Al aterrizar en Trelew, teníamos contratado un traslado. Dos largas horas por la Ruta Nacional N.º 3, recorriendo la Patagonia costera. Es la segunda ruta más larga del país, con doble carril en gran parte... aunque todavía sin terminar. Mario, el conductor, me lo cuenta con ironía:
—Hace 18 años que dicen que la están terminando. Aún queda mucho por hacer.

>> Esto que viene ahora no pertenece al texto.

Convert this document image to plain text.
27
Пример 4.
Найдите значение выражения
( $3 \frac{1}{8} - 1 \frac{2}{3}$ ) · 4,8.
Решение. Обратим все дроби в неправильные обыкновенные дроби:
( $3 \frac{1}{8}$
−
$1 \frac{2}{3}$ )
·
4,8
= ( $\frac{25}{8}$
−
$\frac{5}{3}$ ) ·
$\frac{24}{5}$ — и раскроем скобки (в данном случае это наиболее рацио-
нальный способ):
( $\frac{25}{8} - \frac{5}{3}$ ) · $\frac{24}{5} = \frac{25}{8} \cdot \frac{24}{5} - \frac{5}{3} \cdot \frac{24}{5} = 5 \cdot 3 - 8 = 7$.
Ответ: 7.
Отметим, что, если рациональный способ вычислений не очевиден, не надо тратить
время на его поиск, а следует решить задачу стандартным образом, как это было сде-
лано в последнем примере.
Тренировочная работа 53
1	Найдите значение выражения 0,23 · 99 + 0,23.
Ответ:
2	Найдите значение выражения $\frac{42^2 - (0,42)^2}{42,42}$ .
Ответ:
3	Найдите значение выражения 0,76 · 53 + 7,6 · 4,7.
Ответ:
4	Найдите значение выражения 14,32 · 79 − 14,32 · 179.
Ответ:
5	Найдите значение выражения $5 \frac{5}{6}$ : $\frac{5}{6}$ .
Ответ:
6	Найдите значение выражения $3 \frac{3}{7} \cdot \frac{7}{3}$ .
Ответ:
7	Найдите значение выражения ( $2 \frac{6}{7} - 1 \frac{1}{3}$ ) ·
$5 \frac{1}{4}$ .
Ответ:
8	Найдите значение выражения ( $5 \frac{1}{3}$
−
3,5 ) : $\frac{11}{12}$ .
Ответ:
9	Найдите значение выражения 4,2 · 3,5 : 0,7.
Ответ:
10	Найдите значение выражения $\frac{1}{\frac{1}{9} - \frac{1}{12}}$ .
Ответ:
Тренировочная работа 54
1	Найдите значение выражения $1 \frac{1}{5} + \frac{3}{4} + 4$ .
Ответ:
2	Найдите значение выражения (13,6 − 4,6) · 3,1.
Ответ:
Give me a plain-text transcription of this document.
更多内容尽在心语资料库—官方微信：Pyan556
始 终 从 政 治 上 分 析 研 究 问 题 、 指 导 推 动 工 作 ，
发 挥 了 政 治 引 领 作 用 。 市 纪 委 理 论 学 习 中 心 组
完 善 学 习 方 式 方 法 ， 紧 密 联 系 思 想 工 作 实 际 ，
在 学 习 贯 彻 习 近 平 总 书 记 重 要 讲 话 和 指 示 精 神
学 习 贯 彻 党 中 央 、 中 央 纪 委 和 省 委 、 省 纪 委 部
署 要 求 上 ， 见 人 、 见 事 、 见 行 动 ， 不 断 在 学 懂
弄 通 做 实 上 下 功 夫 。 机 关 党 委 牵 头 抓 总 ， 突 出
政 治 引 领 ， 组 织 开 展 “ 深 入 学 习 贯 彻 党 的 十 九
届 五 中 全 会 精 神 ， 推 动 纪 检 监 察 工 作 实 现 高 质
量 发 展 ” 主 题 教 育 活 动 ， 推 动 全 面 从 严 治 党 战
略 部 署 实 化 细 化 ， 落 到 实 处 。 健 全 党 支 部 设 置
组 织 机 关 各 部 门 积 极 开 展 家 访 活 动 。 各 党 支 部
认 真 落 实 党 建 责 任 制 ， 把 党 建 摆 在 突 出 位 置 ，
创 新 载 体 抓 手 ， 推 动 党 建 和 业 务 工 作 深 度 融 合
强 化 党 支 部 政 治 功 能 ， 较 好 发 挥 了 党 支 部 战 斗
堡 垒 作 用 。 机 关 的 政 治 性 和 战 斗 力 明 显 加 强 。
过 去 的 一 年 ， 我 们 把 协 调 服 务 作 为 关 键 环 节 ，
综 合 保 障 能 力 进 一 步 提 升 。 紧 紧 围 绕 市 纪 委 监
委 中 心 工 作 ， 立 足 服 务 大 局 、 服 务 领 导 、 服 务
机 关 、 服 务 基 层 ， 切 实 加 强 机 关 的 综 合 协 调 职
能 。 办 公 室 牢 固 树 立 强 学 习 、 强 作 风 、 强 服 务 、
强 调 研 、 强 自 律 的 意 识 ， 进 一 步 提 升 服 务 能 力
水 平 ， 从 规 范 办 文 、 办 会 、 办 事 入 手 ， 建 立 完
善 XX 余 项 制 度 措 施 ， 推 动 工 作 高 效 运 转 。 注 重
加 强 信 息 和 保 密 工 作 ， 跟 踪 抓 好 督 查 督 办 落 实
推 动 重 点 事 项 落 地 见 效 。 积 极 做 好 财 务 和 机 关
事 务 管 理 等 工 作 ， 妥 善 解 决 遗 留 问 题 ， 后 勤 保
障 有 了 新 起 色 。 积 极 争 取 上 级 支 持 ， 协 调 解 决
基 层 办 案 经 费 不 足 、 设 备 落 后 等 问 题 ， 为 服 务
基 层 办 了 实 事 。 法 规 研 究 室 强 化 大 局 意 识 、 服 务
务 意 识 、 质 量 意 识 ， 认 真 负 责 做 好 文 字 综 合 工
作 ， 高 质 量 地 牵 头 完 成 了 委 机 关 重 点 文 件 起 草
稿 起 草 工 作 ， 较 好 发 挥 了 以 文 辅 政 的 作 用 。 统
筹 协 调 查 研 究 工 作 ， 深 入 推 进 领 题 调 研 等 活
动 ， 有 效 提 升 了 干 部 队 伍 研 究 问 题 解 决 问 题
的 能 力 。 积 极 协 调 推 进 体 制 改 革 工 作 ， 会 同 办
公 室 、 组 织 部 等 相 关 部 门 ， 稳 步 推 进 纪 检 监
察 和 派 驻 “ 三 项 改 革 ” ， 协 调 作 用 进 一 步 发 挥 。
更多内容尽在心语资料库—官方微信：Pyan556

No me imaginaba que el paisaje sería tan árido. Con algo de insistencia —porque la carrera ya estaba pagada y no quería volver de noche— conseguimos desviarnos unos 20 km para ver la costanera y, quizás, alguna ballena. Llegamos a Puerto Madryn. No nos quedamos a tomar el famoso té galés ni a probar sus tortas (le llevo una a Ama), y eso que era hora de merienda. Mucho ambiente de domingo largo: familias paseando junto al mar. Paramos el coche para mirar el horizonte… A lo lejos, tal vez una ballena, tal vez un submarino. En la obra me muestran videos espectaculares del avistaje. Me da rabia: por 15 km más , hasta El Doradillo, habría podido disfrutarlo en condiciones. Pero no tenía efectivo suficiente para hacerme entender… un buen apretón de manos de los míos habría bastado. Parezco un principiante.


Nos alojamos literalmente en medio de la nada: una zona en expansión, un hotel modular recién construido y una mina abandonada de fondo. Inauguramos la habitación. Se nota que el personal aún no está cansado: hacen todo por agradar. La semana se pasa volando. Mucho trabajo, ningún restaurante cerca donde disfrutar de un buen asado. Para colmo, todos firmaron la política de “cero alcohol”… un error, considerando los excelentes vinos mendocinos. Pero bueno.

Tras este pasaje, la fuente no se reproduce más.